If we do not rise to the challenge of our unique capacity to shape our lives, to seek the kind of growth that we find individually fulfilling, then we can have no security; we will live in a world of sham, in which our selves are determined by the will of others, in which we will be constantly buffeted and increasingly isolated by the changes round us.-Nena O’Neil
Are we unique individuals who are living our own, unique lives, or are we a part of a herd, doing what the herd does, following the will of others who are telling us what to do, how to live, what to think, what to feel? Does life toss us about, leaving us happy one day, sad the next, depressed and exhausted the next, and joyous the next? Or do we look at life and say, “Thank you for all that you offer me, but please keep in mind that I’m going to take you on my own terms”?

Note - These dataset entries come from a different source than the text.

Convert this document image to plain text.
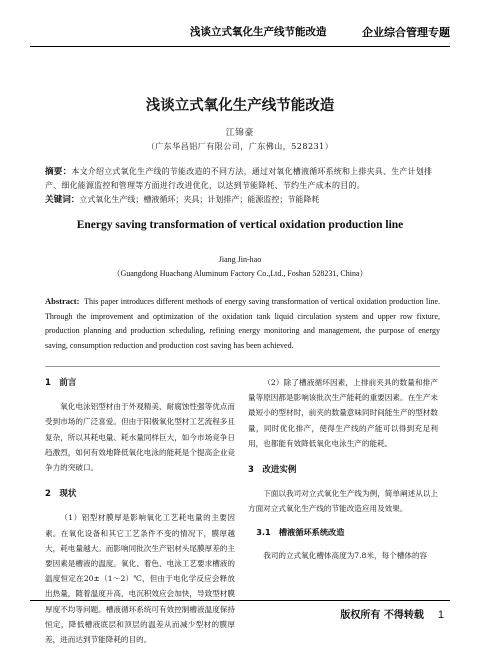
浅谈立式氧化生产线节能改造	企业综合管理专题
浅谈立式氧化生产线节能改造
江锦豪
（广东华昌铝厂有限公司，广东佛山，528231）
摘要：本文介绍立式氧化生产线的节能改造的不同方法，通过对氧化槽液循环系统和上排夹具、生产计划排产、细化能源监控和管理等方面进行改进优化，以达到节能降耗、节约生产成本的目的。
关键词：立式氧化生产线；槽液循环；夹具；计划排产；能源监控；节能降耗
Energy saving transformation of vertical oxidation production line
Jiang Jin-hao
（Guangdong Huachang Aluminum Factory Co.,Ltd., Foshan 528231, China）
Abstract: This paper introduces different methods of energy saving transformation of vertical oxidation production line. Through the improvement and optimization of the oxidation tank liquid circulation system and upper row fixture, production planning and production scheduling, refining energy monitoring and management, the purpose of energy saving, consumption reduction and production cost saving has been achieved.

1　前言

氧化电泳铝型材由于外观精美、耐腐蚀性强等优点而受到市场的广泛喜爱。但由于阳极氧化型材工艺流程多且复杂，所以其耗电量、耗水量同样巨大，如今市场竞争日趋激烈，如何有效地降低氧化电泳的能耗是个提高企业竞争力的突破口。

2　现状

（1）铝型材膜厚是影响氧化工艺耗电量的主要因素。在氧化设备和其它工艺条件不变的情况下，膜厚越大，耗电量越大。而影响同批次生产铝材头尾膜厚差的主要因素是槽液的温度。氧化、着色、电泳工艺要求槽液的温度恒定在20±（1～2）℃，但由于电化学反应会释放出热量，随着温度升高，电沉积效应会加快，导致型材膜厚度不均等问题。槽液循环系统可有效控制槽液温度保持恒定，降低槽液底层和顶层的温差从而减少型材的膜厚差，进而达到节能降耗的目的。

（2）除了槽液循环因素，上排前夹具的数量和排产量等原因都是影响该批次生产能耗的重要因素。在生产未最短小的型材时，前夹的数量意味同时间能生产的型材数量，同时优化排产，使得生产线的产能可以得到充足利用，也都能有效降低氧化电泳生产的能耗。

3　改进实例

下面以我司对立式氧化生产线为例，简单阐述从以上方面对立式氧化生产线的节能改造应用及效果。

3.1　槽液循环系统改造

我司的立式氧化槽体高度为7.8米，每个槽体的容

版权所有 不得转载 1
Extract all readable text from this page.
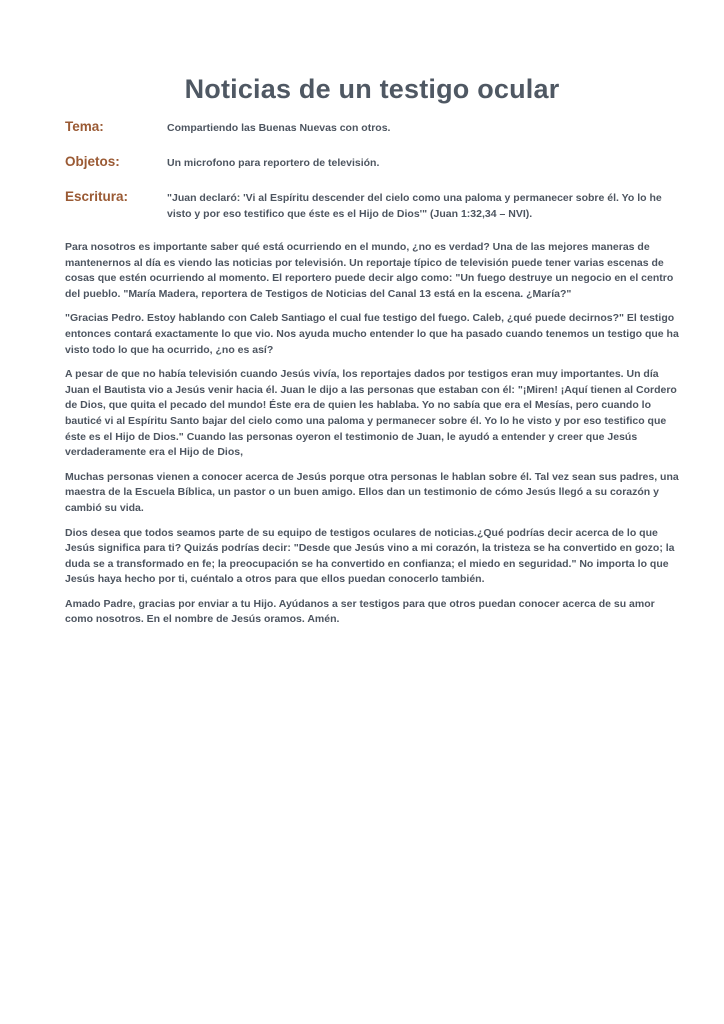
Noticias de un testigo ocular
Tema:	Compartiendo las Buenas Nuevas con otros.
Objetos:	Un microfono para reportero de televisión.
Escritura:	"Juan declaró: 'Vi al Espíritu descender del cielo como una paloma y permanecer sobre él. Yo lo he visto y por eso testifico que éste es el Hijo de Dios'" (Juan 1:32,34 – NVI).

Para nosotros es importante saber qué está ocurriendo en el mundo, ¿no es verdad? Una de las mejores maneras de mantenernos al día es viendo las noticias por televisión. Un reportaje típico de televisión puede tener varias escenas de cosas que estén ocurriendo al momento. El reportero puede decir algo como: "Un fuego destruye un negocio en el centro del pueblo. "María Madera, reportera de Testigos de Noticias del Canal 13 está en la escena. ¿María?"

"Gracias Pedro. Estoy hablando con Caleb Santiago el cual fue testigo del fuego. Caleb, ¿qué puede decirnos?" El testigo entonces contará exactamente lo que vio. Nos ayuda mucho entender lo que ha pasado cuando tenemos un testigo que ha visto todo lo que ha ocurrido, ¿no es así?

A pesar de que no había televisión cuando Jesús vivía, los reportajes dados por testigos eran muy importantes. Un día Juan el Bautista vio a Jesús venir hacia él. Juan le dijo a las personas que estaban con él: "¡Miren! ¡Aquí tienen al Cordero de Dios, que quita el pecado del mundo! Éste era de quien les hablaba. Yo no sabía que era el Mesías, pero cuando lo bauticé vi al Espíritu Santo bajar del cielo como una paloma y permanecer sobre él. Yo lo he visto y por eso testifico que éste es el Hijo de Dios." Cuando las personas oyeron el testimonio de Juan, le ayudó a entender y creer que Jesús verdaderamente era el Hijo de Dios,

Muchas personas vienen a conocer acerca de Jesús porque otra personas le hablan sobre él. Tal vez sean sus padres, una maestra de la Escuela Bíblica, un pastor o un buen amigo. Ellos dan un testimonio de cómo Jesús llegó a su corazón y cambió su vida.

Dios desea que todos seamos parte de su equipo de testigos oculares de noticias.¿Qué podrías decir acerca de lo que Jesús significa para ti? Quizás podrías decir: "Desde que Jesús vino a mi corazón, la tristeza se ha convertido en gozo; la duda se a transformado en fe; la preocupación se ha convertido en confianza; el miedo en seguridad." No importa lo que Jesús haya hecho por ti, cuéntalo a otros para que ellos puedan conocerlo también.

Amado Padre, gracias por enviar a tu Hijo. Ayúdanos a ser testigos para que otros puedan conocer acerca de su amor como nosotros. En el nombre de Jesús oramos. Amén.
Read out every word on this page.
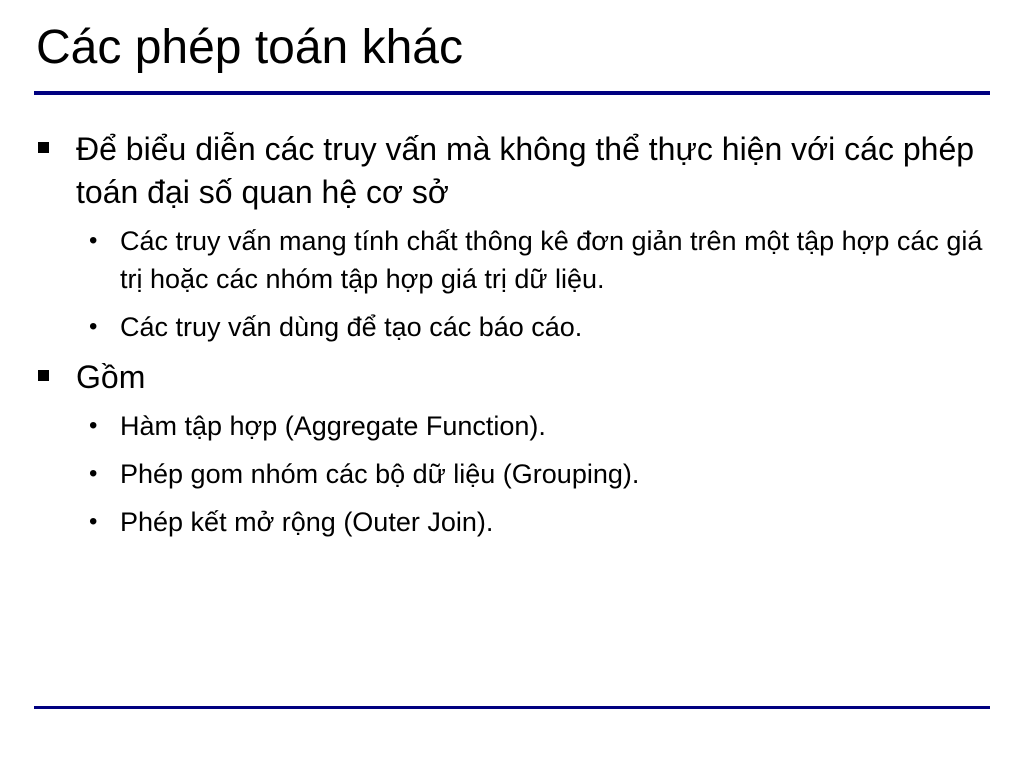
Các phép toán khác
Để biểu diễn các truy vấn mà không thể thực hiện với các phép toán đại số quan hệ cơ sở
• Các truy vấn mang tính chất thông kê đơn giản trên một tập hợp các giá trị hoặc các nhóm tập hợp giá trị dữ liệu.
• Các truy vấn dùng để tạo các báo cáo.
Gồm
• Hàm tập hợp (Aggregate Function).
• Phép gom nhóm các bộ dữ liệu (Grouping).
• Phép kết mở rộng (Outer Join).
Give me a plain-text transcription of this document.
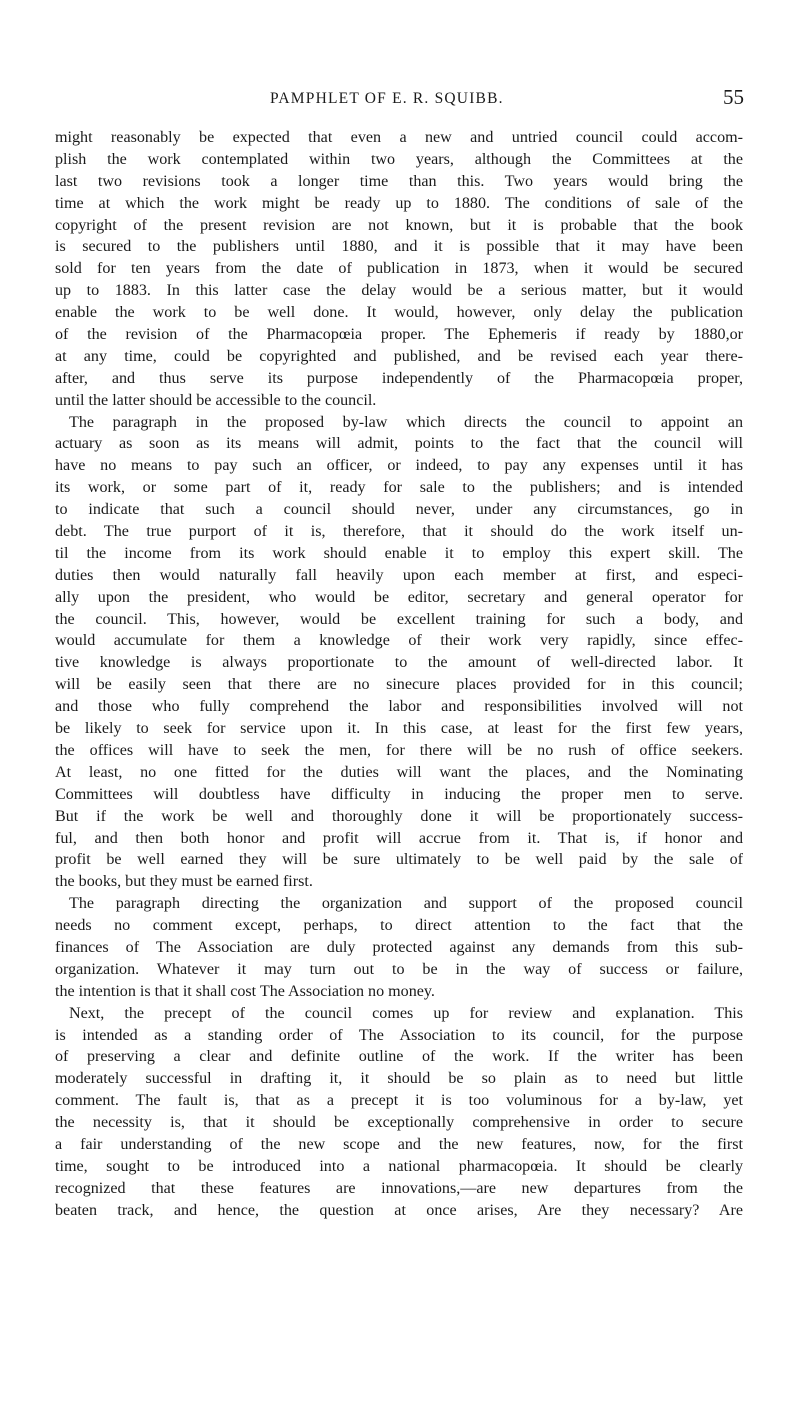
PAMPHLET OF E. R. SQUIBB.	55
might reasonably be expected that even a new and untried council could accom-
plish the work contemplated within two years, although the Committees at the
last two revisions took a longer time than this. Two years would bring the
time at which the work might be ready up to 1880. The conditions of sale of the
copyright of the present revision are not known, but it is probable that the book
is secured to the publishers until 1880, and it is possible that it may have been
sold for ten years from the date of publication in 1873, when it would be secured
up to 1883. In this latter case the delay would be a serious matter, but it would
enable the work to be well done. It would, however, only delay the publication
of the revision of the Pharmacopœia proper. The Ephemeris if ready by 1880,or
at any time, could be copyrighted and published, and be revised each year there-
after, and thus serve its purpose independently of the Pharmacopœia proper,
until the latter should be accessible to the council.
The paragraph in the proposed by-law which directs the council to appoint an
actuary as soon as its means will admit, points to the fact that the council will
have no means to pay such an officer, or indeed, to pay any expenses until it has
its work, or some part of it, ready for sale to the publishers; and is intended
to indicate that such a council should never, under any circumstances, go in
debt. The true purport of it is, therefore, that it should do the work itself un-
til the income from its work should enable it to employ this expert skill. The
duties then would naturally fall heavily upon each member at first, and especi-
ally upon the president, who would be editor, secretary and general operator for
the council. This, however, would be excellent training for such a body, and
would accumulate for them a knowledge of their work very rapidly, since effec-
tive knowledge is always proportionate to the amount of well-directed labor. It
will be easily seen that there are no sinecure places provided for in this council;
and those who fully comprehend the labor and responsibilities involved will not
be likely to seek for service upon it. In this case, at least for the first few years,
the offices will have to seek the men, for there will be no rush of office seekers.
At least, no one fitted for the duties will want the places, and the Nominating
Committees will doubtless have difficulty in inducing the proper men to serve.
But if the work be well and thoroughly done it will be proportionately success-
ful, and then both honor and profit will accrue from it. That is, if honor and
profit be well earned they will be sure ultimately to be well paid by the sale of
the books, but they must be earned first.
The paragraph directing the organization and support of the proposed council
needs no comment except, perhaps, to direct attention to the fact that the
finances of The Association are duly protected against any demands from this sub-
organization. Whatever it may turn out to be in the way of success or failure,
the intention is that it shall cost The Association no money.
Next, the precept of the council comes up for review and explanation. This
is intended as a standing order of The Association to its council, for the purpose
of preserving a clear and definite outline of the work. If the writer has been
moderately successful in drafting it, it should be so plain as to need but little
comment. The fault is, that as a precept it is too voluminous for a by-law, yet
the necessity is, that it should be exceptionally comprehensive in order to secure
a fair understanding of the new scope and the new features, now, for the first
time, sought to be introduced into a national pharmacopœia. It should be clearly
recognized that these features are innovations,—are new departures from the
beaten track, and hence, the question at once arises, Are they necessary? Are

Stepping up and taking charge of our lives may sound like a control-freak type of thing to try, and it seems to go completely against ways of life such as Zen, but it really is necessary if we’re going to get what we can out of our lives. The Zen concept of letting things be and allowing the river of life to flow unmolested is actually the height of control over our own selves, for those who are able to accept life as it is have found enough control over themselves and their impulses to be able to let go of the need to try to control life.
We don’t have to do anything in particular in life. We don’t have to learn anything specific, and we don’t have to act in any certain way. We do owe ourselves the effort it takes to shape our own lives, to find our own interests and follow them, and to do our best to live lives that are fulfilling to us, no matter what anyone else may say about the way that we are living.
You are truly unique, but the question is, do you act it? Or do you act like everyone else, talking about the same things rather than about your true interests, making decisions based on what you know other people will find good and acceptable, and finding change to be frightening and threatening? Are you a part of a herd, or are you truly yourself, living your unique version of life?
Questions to consider:
What does it mean to say, “our unique capacity to shape our lives”?
In what ways are you a follower rather than a doer?
How can we go about defining our unique lives and truly living them?
For further thought:
Whoever refuses to take risks pays the penalty of loss of life in one form or another.